Il calcio in stand-by, però, almeno in parte ha contribuito alla decisione finale. Poche offerte, gli stimoli e le “risposte sul campo” che mancano, la voglia di “non fare più figuracce” e di “non tornare con la mentalità giusta”. E poi, quel “voglio decidere io” comune a tanti calciatori, un concetto che oggi – annunciando il ritiro a Sky Sport – Matri ha espresso in maniera ancora più chiara: “Non voglio più essere sopportato”. Così è addio, un addio in collegamento su Skype: del resto, in queste settimane ci siamo abituati a fare un po’ di tutto con uno schermo davanti. E sugli schermi ieri, 6 maggio, scorrevano le immagini del primo scudetto vinto da Matri e conquistato a Trieste una notte di otto anni fa.
Quello il periodo più luminoso della sua carriera: al posto giusto, al momento giusto. Matri arriva alla Juventus nel gennaio 2011 e mette la sua firma anche nell’amara stagione che per i bianconeri precede il ritorno alla vittoria. Tutto però cambia pochi mesi dopo con l’arrivo di Antonio Conte e con Matri che insieme a Del Piero, Vucinic, Quagliarella e Del Piero compone il multiforme attacco di cui si rivelerà, a fine campionato, il miglior marcatore (10 gol). I gol di Siena, Napoli e San Siro contro il Milan, la doppietta sotto la neve contro l’Udinese: Conte chiama, Matri risponde. E si ripeterà anche nella stagione successiva, con altri 10 gol tra campionato e Champions League e un altro titolo. La storia con la Juve finisce nel 2013 con l’arrivo a Torino di Tevez e Llorente, ma gli concede un ultimo rendez-vous: Matri torna in bianconero dal Milan, in tempo per un altro scudetto (il primo di Allegri) e – soprattutto – la zampata in finale di Coppa Italia contro la Lazio, che lui stesso definisce “il più bello perché il più importante e decisivo”.

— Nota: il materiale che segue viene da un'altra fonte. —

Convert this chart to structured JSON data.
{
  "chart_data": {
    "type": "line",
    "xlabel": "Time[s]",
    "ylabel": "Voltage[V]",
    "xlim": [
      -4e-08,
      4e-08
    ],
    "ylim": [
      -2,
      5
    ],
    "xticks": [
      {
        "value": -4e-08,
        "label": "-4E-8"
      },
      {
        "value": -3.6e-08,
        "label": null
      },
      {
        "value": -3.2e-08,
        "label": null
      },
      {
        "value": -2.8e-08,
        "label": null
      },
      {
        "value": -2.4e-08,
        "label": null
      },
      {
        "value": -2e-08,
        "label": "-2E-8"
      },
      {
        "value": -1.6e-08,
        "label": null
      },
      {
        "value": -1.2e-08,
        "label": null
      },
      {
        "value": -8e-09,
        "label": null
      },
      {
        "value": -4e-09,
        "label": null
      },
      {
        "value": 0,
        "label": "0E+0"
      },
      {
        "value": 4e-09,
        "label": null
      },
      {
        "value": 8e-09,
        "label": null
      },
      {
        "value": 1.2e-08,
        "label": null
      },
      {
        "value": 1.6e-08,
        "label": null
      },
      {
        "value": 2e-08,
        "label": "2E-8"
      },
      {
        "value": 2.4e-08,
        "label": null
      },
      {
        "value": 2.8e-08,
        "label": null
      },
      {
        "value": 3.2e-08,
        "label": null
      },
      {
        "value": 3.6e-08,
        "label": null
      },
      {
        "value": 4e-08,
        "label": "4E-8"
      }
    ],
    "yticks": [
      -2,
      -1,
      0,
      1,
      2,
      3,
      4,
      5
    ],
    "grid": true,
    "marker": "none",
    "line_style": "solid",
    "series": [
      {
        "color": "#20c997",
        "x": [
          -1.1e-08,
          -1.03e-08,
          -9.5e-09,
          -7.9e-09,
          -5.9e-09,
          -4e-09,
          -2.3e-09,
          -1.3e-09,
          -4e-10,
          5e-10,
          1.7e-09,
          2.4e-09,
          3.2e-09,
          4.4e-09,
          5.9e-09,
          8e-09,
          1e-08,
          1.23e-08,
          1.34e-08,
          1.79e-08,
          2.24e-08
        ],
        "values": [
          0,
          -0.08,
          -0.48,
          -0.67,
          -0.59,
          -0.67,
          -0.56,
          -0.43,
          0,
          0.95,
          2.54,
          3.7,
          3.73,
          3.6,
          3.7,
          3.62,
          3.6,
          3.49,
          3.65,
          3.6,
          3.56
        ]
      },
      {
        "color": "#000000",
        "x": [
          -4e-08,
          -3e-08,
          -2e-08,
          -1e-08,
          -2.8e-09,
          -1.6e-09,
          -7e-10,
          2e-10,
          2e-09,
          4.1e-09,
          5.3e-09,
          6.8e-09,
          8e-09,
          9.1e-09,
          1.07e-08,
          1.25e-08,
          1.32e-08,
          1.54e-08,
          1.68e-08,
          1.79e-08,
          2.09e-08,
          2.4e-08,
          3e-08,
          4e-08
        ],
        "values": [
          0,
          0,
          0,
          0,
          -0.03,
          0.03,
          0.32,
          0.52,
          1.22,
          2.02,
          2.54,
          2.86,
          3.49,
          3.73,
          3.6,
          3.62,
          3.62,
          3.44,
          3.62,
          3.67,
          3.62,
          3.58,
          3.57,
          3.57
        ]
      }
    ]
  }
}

Il Milan, il Cagliari e Massimiliano Allegri: qui i ricordi diventano agrodolci. La Sardegna è la terra dove Matri si consacra, i rossoblù la squadra con cui segna più gol (38 dei 92 in Serie A, tra il 2007 e il 2011) e dove si diverte in campo, con tanti amici. Ma è anche la piazza dove – probabilmente – non lascia un bel ricordo proprio per il suo passaggio a metà stagione alla Juventus vissuto come un tradimento dai tifosi. L’unico vero rimpianto però, come ammette lui stesso, è non aver sfruttato l’occasione con la maglia del Milan. Quella 9 che da piccolo tifoso aveva sognato e che rappresenta soltanto un’illusione suggellata da un gol. Se in bianconero è stato l’attaccante al posto giusto al momento giusto, l’esperienza rossonera necessita un cambio di aggettivo. E pensare che proprio con il Milan era arrivato l’esordio in Serie A, in una trasferta di Piacenza del 2003 ricordata soltanto perché l’ultima partita prima della finale di Manchester. Fiorentina, Lazio, Genoa, Sassuolo, altre tappe di una carriera in cui invece ha soltanto sfiorato l’azzurro della Nazionale. Una carriera che si conclude oggi in maniera surreale, tra ricordi e sogni realizzati: Matri lascia in pace con se stesso, grato per quello ciò che ha dato e ricevuto. Un nuovo capitolo da scrivere e la consapevolezza che "l'impresa eccezionale, a volte, è essere normale".